Mentre il 10 dicembre e dintorni, in Italia e nel mondo, si svolgevano le iniziative per il 65° anniversario della Dichiarazione universale dei Diritti Umani, è stato diramato il messaggio di papa Francesco per la XLVII Giornata della Pace promossa dalla Chiesa cattolica il prossimo 1° gennaio nel quale, oltre ad affermare la “fraternità come via alla pace”, sono messi bene a fuoco tre concetti fondamentali: a) le guerre costituiscono un impedimento al raggiungimento delle mete economiche e sociali di benessere dell’umanità; b) gli armamenti costituiscono i pretesti per le guerre, per cui è necessario il disarmo “a cominciare dal disarmo nucleare e chimico”; c) per questo bisogna “giungere all’effettiva applicazione nel diritto internazionale del diritto alla pace, quale diritto umano fondamentale, pre-condizione necessaria per l’esercizio di tutti gli altri diritti”.

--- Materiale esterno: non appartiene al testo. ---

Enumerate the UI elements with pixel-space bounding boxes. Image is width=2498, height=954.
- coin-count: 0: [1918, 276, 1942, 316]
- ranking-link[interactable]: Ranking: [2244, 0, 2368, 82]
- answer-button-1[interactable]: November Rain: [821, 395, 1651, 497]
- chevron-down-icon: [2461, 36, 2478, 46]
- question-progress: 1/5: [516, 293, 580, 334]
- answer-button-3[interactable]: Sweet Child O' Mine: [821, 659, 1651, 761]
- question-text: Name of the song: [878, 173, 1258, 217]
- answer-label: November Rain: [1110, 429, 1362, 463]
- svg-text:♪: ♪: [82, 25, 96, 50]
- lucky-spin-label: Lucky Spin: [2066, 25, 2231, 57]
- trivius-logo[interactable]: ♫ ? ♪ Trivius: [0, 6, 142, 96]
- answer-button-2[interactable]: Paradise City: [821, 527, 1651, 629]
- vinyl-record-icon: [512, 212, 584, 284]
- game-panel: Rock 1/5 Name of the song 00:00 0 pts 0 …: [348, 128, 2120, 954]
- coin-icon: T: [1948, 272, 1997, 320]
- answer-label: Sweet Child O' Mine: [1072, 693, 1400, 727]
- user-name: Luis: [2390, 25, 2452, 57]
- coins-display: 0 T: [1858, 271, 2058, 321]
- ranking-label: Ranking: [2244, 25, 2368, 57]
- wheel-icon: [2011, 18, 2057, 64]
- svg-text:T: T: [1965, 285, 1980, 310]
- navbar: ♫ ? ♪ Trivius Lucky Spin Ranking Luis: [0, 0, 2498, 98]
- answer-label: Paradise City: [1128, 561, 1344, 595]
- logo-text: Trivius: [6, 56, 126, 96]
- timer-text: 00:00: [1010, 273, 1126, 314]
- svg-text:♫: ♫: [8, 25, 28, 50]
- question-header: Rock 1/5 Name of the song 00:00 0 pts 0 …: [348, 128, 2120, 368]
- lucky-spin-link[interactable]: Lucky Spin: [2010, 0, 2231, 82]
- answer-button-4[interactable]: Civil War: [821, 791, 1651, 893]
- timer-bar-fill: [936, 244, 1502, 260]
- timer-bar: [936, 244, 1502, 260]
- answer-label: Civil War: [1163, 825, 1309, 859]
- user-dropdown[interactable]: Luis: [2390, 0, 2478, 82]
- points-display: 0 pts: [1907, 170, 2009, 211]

L’appello di papa Francesco è più che mai puntuale e centrato visto che, come spiegava già nel 2005 il professor Antonio Papisca – titolare della Cattedra UNESCO Diritti Umani, Democrazia e Pace dell Università di Padova – non esiste il riconoscimento giuridico internazionale del diritto alla pace, anche perché da questo discenderebbe la prescrittività – e non più la discrezionalità – del disarmo e il relativo controllo sovranazionale, rinforzando – di fatto e di diritto – il ripudio della guerra anche nella “risoluzione delle controversie internazionali” e obbligando alla costituzione di strumenti alternativi, come una vera “polizia internazionale”, presso le stesse Nazioni Unite. Gli Stati – che nel loro insieme spendono ogni anno oltre 1.740 miliardi di dollari per gli armamenti – si guardano bene dal riconoscere il diritto umano alla pace perché ciò, dice ancora Papisca, depotenzierebbe il diritto degli Stati a fare la guerra, loro “attributo essenziale”, obbligandoli all’officium pacis, cioè al dovere di fare e manutenere la pace. Dunque al disarmo
Vista l’esperienza italiana, con il permanente aggiramento dell’art.11 della Costituzione, non conterei troppo sull’automatismo degli effetti, ma senz’altro la definizione del diritto umano alla pace, come proposto dal papa, sarebbe uno strumento giuridico formidabile a disposizione dell’impegno internazionale per la pace e il disarmo. Nonostante il diritto “che cessino i tormenti della guerra” fosse presente già nella Carta di Manden nel Mali del 1222 (considerata una lontana antesignana della “occidentale” Dichiarazione universale dei diritti umani, dove al contrario il diritto alla pace non c’è), non ve n’è alcun cenno neanche nella recente (2000) Carta dei diritti fondamentali dell’Unione Europea, neppure nella forma italiana del “ripudio della guerra”. Una grave dimenticanza per un soggetto politico-istituzionale Premio Nobel per la pace.
Non è un esercizio retorico, dunque, l’indicazione di papa Francesco per il diritto alla pace quale “pre-condizione necessaria per l’esercizio degli altri diritti”, ma ribadisce autorevolmente quanto sostengono da tempo anche i movimenti italiani per il disarmo, i quali puntualmente spiegano nelle loro campagne quanto i diritti sociali e civili sono di fatto dimezzati – o direttamente negati – proprio a causa delle ingenti risorse pubbliche sprecate nelle insane spese militari. E’ quello che evidenzia con ironia Rete Italiana Disarmo nel ciclo di video realizzati per la Campagna No-F35 (i caccia progettati per trasportare anche ordigni nucleari), per esempio rispetto ai diritti delle persone disabili
Infine, chissà come l’avrà presa il devoto ministro Mauro impegnato nella corsa agli armamenti per “amore della pace“: il primo gennaio sarà in piazza San Pietro a chiedere, con il papa, a se stesso ed al governo Letta (anch’egli devoto) il disarmo o a bordo della portaerei Cavour nel suo tour fieristico intorno all’Africa a vantare i gioielli del made in Italy bellico italiano, come ad Abu Dhabi?